Tonight we or should I say I cleaned the pumpkins, preparing them to be graced with faces created by those more artistic than myself, a blister on my ring finger proof of my efforts. The four magnificent soon to be jack-o-lanterns wait for their artist to carve his creations. For the first time in eight years, the dog did not try to help herself as we cleaned making the work much easier.
The weather has calmed from the reminder of winter soon to come and we now bask in Autumn days and sunshine. The temperatures let us forget for just a moment the snow and cold that will soon be a daily companion. This promises to hold for Halloween night and I look forward to an evening of mild weather. It has been fifteen years since I sat out in such clothing, the fall before my youngest son was born.

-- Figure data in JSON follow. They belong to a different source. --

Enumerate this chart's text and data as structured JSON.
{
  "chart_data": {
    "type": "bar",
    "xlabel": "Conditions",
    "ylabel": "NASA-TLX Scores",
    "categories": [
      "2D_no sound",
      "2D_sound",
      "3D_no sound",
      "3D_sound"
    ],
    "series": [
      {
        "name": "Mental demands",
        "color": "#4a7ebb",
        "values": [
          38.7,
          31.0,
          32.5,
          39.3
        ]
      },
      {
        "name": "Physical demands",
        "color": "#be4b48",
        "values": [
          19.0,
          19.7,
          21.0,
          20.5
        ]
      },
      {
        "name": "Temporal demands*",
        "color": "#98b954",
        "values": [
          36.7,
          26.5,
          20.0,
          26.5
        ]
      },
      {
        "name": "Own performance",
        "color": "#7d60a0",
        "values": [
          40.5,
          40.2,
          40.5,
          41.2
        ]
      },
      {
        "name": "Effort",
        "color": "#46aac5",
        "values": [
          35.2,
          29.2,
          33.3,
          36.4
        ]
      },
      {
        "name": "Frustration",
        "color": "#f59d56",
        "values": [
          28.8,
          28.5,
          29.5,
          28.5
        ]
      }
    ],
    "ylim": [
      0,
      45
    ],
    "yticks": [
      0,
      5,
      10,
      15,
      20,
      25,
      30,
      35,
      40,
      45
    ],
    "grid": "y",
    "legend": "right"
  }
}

Tonight as I sit here I have the pleasure to look out on the pond, now so still without the wind, the few house lights twinkling on the surface of the water. It is peaceful and I hear the call of something I still cannot explain. Though my meadow is no longer here, there will be other meadows to find, other secret paths and small sanctuaries. Time is what I need now, time to wander, time to myself to let go of all that is around me and just drift. Each night I promise myself I will find that time and each night I drift away with my thoughts, exhausted from the days work. Time goes so quickly now it seems, and there are words I need to write and words I need to speak to the stars. Those words will find their way to those who wait.
For now I must go and clean the pumpkin from myself and make an attempt to energize before I drift once again to sleep.